In this specific Triton attack, hackers apparently intended to manipulate the layers of built-in emergency shutdown protocols to keep the system running while they bored deeper and gained more control. If malware can defeat a plant’s safety shutdown features, it can then work to sabotage the system in countless ways. In this attack, though, the malware accidentally triggered emergency system shutdowns that gave it away. As a result, the hackers never revealed the actual payload they had planned to deliver, or the true intent of their attack.
Triton performs system analysis and reconnaissance as it works, which could be a payoff for attackers in itself if they’re after victim data or network information. But regardless of the goals of these specific hackers, Triton illustrates just how many ways attackers could go about destabilizing or physically destroying industrial systems. A malfunctioning waste-processing plant could poison the environment, grid hacking can cause blackouts, and a power plant attack could even potentially cause explosions.
Analysts note that though Triton should serve as a vital wakeup call in the industrial control community, its existence shouldn’t come as a surprise. “The position that this is the first instance of targeting [certain] engineering and physical infrastructures is at best an assumption,” says Jeff Bardin, the chief intelligence officer of the threat tracking firm Treadstone 71, which monitors nation state hacking around the world, particularly in the Middle East. “Just because you just now discovered it does not mean this is the first time. Controller software has flaws across the spectrum.”
The researchers say that the attackers had intimate knowledge of both Schneider products and their target industrial plant. While Schneider platforms run on mainstream PowerPC processors, they use proprietary hardware and software.
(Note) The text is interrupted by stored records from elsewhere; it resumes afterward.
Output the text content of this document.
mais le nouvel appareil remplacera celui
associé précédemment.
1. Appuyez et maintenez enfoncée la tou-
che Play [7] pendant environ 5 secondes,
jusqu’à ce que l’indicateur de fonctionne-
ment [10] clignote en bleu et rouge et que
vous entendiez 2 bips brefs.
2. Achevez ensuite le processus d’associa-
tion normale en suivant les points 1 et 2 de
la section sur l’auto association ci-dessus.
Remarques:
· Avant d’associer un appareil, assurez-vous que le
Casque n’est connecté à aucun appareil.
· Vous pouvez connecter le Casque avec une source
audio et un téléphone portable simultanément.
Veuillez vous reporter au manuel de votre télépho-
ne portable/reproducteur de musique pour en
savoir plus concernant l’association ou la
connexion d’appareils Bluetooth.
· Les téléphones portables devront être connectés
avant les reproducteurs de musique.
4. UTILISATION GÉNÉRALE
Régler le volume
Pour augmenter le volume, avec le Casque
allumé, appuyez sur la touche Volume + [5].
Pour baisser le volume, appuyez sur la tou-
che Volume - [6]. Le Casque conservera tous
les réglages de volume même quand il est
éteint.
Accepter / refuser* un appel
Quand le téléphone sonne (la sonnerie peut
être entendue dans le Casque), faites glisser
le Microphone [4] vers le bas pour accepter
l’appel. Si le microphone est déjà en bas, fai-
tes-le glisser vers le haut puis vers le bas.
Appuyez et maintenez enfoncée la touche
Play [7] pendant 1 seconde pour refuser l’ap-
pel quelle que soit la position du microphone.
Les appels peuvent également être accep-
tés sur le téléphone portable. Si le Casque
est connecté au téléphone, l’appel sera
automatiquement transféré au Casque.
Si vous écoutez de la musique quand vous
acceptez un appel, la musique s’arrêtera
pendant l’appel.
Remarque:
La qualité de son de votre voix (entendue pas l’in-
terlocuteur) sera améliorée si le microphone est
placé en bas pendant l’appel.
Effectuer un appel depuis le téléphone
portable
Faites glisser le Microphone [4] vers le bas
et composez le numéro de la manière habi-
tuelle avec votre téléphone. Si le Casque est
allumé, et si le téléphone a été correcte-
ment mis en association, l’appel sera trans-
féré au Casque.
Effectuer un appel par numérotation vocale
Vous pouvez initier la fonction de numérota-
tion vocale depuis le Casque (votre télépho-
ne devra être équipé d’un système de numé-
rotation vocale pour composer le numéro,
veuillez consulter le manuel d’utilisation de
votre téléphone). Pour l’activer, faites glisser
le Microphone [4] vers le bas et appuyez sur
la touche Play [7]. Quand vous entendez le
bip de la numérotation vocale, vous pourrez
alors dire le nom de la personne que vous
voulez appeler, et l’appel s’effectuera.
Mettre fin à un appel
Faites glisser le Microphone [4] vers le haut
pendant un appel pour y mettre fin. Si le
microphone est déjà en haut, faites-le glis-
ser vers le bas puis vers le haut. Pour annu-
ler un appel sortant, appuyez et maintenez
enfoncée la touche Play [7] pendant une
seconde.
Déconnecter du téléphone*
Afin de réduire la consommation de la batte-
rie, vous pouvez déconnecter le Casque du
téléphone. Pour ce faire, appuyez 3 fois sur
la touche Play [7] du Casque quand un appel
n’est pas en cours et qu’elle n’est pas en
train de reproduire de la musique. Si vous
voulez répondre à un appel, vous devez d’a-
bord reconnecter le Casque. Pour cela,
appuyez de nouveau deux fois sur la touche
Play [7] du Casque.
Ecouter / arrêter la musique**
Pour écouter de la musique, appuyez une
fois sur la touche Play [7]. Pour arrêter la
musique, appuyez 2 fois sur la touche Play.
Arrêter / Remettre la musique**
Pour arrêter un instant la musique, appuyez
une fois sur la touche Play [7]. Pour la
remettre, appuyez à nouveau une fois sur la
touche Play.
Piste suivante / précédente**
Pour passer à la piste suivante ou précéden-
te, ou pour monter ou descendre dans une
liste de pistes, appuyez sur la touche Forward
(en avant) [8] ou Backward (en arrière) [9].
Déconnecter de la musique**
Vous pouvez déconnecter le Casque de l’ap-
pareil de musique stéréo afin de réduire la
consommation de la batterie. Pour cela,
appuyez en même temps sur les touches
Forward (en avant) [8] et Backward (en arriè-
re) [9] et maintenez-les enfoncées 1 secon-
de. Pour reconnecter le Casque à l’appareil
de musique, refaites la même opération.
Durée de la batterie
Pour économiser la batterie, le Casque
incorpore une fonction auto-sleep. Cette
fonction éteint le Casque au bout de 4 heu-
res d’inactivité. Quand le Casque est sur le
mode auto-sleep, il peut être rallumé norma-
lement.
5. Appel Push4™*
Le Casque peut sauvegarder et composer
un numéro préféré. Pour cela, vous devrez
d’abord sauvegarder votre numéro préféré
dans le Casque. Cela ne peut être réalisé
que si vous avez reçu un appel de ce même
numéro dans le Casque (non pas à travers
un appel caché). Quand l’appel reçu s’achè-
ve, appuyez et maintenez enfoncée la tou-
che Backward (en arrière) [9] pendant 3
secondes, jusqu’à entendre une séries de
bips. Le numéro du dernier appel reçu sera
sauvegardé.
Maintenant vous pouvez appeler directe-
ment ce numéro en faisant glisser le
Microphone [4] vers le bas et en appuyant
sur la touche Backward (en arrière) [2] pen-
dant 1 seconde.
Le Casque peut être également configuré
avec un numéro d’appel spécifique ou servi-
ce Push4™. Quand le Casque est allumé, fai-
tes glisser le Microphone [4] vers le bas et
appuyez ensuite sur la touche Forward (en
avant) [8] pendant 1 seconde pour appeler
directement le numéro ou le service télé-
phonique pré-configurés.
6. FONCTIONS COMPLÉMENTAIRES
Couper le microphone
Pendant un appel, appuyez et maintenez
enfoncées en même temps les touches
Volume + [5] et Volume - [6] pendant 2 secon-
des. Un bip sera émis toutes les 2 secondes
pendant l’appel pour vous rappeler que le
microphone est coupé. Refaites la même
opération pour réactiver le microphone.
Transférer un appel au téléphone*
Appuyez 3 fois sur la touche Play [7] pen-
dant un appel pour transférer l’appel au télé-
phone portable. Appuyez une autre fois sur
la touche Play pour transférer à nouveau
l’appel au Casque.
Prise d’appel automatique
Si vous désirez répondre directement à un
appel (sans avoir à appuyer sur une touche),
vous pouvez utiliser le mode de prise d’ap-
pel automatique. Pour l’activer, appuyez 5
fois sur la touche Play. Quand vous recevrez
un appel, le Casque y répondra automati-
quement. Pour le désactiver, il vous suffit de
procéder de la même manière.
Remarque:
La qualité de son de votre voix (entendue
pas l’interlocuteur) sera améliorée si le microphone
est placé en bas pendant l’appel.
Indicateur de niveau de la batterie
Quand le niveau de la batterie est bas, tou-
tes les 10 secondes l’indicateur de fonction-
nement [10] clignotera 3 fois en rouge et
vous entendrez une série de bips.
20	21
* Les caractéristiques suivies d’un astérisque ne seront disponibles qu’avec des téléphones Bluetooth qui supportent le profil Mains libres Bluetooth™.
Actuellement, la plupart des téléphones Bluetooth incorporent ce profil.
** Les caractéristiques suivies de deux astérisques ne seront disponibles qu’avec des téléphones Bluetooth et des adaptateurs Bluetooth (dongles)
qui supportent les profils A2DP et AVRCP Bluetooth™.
Hackers would have needed to invest time and resources reverse-engineering Schneider code to map the systems and find the vulnerability.
“It is clear to me that the attacker put a significant amount of time and energy into this RAT and this didn’t happen overnight,” says Marty Edwards, former director of the Industrial Control Systems Cyber Emergency Response Team within the Department of Homeland Security. He notes that even though the attackers made mistakes that ultimately exposed them, their level of insight into the system is still problematic. “What the attackers put in their code to try not to fault the controllers was extremely impressive. The fact they got as far as they did is an indicator of an excellent knowledge of the platform.”
Triton is likely the work of sophisticated nation state hackers, though researchers have been wary of attributing it to a particular country at this point. The security company Dragos Inc., which originally released analysis of Triton at the same time as the firm FireEye, reported in December that the attack happened at a plant in the Middle East. Schneider Electric wouldn’t share details about what entity was targeted or where.
In a customer advisory, Schnieder says that the attack exploited the older 10.3 version of the Triconex firmware, and the company is working on patches for all of its “Version 10X” offerings to mitigate Triton attacks. The company will also release tools to detect and eliminate Triton in February. When the patches are ready, Schnieder even says that it will send IT support representatives to its clients to help them correctly install the firmware fixes.
Analysts have largely lauded Schneider’s response and transparency, noting that addressing these types of vulnerabilities takes extensive, multinational cooperation across the security industry. But Triton contains a deeper lesson in the need for more robust security review within all industrial control and embedded device systems. Though malware targeting these platforms has been rare up to this point, it is appearing more and more, and critical infrastructure organizations need to prepare.